このように、民族性に基づく食の受容性の違いは、健康食としての大豆の評価に影響を与えていると思われます。
バランスの取れた食生活の重要性
どのような食品でも、適量を超えた過度な摂取は健康に悪影響を与える可能性があります。
単一の食材に対して、あれはダメ、これはダメという方がいますが、大豆に限らず、すべての植物には何らかの生物毒が含まれています。
例えば、ホウレンソウやブロッコリーにはシュウ酸が含まれ、過剰摂取すると腎臓結石の原因となることがありますが、適切な量を適切な調理法により摂るのであれば、大変栄養価の高い食材です。

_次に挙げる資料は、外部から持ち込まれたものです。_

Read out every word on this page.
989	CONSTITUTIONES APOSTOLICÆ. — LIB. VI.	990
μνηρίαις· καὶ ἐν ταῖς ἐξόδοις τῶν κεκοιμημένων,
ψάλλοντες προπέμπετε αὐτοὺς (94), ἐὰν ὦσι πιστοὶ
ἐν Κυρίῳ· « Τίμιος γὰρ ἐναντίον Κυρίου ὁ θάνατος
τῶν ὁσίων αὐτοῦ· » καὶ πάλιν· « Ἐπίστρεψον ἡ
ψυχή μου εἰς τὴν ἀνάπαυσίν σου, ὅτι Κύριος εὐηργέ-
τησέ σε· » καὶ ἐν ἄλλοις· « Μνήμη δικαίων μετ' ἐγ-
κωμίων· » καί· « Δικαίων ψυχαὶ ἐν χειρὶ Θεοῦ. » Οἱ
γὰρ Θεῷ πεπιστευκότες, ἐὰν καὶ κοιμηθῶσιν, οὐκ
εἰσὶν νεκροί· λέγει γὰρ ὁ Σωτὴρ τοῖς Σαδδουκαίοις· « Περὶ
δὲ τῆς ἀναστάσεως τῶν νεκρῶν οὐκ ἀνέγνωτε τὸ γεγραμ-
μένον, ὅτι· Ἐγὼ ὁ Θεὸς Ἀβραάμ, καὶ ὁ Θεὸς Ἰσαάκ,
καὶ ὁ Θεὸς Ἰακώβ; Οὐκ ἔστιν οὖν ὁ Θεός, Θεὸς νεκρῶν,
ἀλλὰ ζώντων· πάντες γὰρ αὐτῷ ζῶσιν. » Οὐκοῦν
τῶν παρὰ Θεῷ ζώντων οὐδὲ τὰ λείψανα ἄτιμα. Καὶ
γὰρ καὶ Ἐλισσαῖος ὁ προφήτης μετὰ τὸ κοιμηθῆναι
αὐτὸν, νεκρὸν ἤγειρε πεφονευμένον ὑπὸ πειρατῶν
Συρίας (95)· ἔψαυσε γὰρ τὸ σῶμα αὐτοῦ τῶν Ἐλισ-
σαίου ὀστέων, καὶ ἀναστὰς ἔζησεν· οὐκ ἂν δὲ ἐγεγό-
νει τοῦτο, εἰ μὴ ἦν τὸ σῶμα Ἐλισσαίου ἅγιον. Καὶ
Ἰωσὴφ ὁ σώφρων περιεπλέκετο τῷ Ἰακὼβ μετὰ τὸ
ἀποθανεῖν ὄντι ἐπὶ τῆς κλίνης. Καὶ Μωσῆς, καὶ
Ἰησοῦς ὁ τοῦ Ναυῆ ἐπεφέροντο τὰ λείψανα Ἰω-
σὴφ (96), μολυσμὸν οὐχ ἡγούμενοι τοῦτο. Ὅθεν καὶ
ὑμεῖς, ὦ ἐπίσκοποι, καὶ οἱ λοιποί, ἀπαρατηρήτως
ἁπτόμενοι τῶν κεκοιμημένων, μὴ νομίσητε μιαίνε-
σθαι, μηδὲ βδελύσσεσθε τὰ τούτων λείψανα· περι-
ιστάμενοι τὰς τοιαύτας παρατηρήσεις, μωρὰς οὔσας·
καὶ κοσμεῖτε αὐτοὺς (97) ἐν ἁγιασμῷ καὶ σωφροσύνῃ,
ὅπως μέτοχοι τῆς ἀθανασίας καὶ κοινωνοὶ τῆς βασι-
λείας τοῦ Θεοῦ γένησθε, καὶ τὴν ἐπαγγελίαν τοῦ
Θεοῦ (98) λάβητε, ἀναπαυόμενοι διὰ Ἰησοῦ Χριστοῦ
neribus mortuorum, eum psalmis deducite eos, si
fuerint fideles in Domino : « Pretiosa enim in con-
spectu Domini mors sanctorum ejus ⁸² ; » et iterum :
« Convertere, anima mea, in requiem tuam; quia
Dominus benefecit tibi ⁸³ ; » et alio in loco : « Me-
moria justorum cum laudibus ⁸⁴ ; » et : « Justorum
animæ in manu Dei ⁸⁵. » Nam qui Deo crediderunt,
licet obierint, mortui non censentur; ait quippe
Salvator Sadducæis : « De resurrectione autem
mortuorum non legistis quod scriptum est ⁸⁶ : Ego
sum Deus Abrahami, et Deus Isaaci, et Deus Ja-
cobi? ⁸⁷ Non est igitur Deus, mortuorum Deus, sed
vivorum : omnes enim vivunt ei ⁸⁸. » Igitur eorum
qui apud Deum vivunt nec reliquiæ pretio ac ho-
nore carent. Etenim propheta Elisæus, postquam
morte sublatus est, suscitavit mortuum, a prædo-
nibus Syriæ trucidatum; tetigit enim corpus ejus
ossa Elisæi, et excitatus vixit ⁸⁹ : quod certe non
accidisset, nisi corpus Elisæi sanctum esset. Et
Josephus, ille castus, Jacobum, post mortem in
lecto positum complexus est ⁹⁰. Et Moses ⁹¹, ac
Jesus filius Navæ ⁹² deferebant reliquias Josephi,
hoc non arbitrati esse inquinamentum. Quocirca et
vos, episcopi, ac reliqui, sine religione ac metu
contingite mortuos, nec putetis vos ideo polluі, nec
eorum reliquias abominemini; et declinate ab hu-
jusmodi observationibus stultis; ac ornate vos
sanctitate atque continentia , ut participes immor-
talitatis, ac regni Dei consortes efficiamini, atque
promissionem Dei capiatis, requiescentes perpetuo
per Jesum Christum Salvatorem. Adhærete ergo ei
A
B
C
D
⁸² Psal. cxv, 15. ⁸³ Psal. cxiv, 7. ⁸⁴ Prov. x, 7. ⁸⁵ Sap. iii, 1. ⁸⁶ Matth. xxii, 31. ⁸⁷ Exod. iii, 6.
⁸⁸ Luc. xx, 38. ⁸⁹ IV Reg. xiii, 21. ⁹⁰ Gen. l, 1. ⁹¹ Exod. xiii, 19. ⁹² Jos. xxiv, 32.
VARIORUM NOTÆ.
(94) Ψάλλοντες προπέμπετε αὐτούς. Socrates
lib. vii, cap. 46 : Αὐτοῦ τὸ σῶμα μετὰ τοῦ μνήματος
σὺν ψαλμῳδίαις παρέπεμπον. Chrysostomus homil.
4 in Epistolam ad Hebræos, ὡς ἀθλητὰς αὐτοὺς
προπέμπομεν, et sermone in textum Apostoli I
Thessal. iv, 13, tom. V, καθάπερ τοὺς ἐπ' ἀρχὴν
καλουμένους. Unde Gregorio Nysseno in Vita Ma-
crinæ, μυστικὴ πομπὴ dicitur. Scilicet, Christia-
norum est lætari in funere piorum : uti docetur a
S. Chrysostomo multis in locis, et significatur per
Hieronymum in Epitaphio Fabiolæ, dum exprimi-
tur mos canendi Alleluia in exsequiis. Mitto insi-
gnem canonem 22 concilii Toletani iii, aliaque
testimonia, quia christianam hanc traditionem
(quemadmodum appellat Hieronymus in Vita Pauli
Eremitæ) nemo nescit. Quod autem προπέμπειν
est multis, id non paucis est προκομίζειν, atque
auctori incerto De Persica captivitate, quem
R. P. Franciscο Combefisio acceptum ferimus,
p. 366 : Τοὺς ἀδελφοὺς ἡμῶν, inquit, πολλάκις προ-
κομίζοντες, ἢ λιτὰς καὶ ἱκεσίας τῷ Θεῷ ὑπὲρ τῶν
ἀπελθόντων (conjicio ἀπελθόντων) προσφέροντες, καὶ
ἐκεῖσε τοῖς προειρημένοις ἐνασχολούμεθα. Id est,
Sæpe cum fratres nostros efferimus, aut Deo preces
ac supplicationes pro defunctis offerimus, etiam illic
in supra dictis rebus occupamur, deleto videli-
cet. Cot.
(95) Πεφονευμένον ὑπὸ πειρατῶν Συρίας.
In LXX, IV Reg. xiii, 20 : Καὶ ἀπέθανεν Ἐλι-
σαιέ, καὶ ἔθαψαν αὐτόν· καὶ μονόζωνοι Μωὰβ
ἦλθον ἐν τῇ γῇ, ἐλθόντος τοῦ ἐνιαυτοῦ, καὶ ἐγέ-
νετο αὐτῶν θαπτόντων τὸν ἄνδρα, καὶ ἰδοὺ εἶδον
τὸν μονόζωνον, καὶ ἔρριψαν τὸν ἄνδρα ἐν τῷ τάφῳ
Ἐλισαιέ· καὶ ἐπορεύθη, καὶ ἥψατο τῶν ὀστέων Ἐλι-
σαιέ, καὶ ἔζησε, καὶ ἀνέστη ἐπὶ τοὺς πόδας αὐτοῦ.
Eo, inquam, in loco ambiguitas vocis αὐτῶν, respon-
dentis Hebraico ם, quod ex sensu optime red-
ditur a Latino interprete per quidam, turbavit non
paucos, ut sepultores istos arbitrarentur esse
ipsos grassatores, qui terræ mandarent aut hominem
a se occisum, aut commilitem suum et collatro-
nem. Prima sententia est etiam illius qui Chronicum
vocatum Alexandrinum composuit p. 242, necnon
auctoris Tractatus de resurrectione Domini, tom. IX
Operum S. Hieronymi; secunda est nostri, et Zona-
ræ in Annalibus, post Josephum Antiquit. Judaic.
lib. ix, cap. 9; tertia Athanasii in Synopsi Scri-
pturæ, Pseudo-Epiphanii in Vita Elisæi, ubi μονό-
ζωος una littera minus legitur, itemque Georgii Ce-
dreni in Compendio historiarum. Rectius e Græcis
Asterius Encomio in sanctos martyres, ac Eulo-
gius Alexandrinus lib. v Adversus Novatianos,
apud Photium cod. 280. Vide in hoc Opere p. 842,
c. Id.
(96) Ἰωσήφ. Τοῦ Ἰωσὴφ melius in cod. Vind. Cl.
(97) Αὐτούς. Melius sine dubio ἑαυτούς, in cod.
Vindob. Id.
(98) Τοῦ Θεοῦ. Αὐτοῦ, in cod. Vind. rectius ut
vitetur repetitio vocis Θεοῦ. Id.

したがって、健康を維持するためには、体にいいからと特定の食品に過度に依存するのではなく、さまざまな食品をバランスよく摂取することが大切です。
まとめ:大豆を通じた健康的な食生活の提案
日本の伝統的な和食は、このバランスの良さが特徴です。
日本人なら、やはり和食の基本「まごわやさしい」を実践することで、栄養バランスが整い、健康的な生活を維持できます。特に大豆は、健康に寄与する多くの利点を持ち、日本人の長寿の秘訣でもあります。
食品の一つ一つに良い悪いの白黒で判断するのではなく、どんな食材でも取り過ぎれば毒になるということを知って、全体のバランスを重視した食事を心がけましょう。
欧米のソイフリー潮流に影響されず、自分たちの文化に根ざした健康的な食生活を続けていくことが、持続可能な未来への一歩につながります。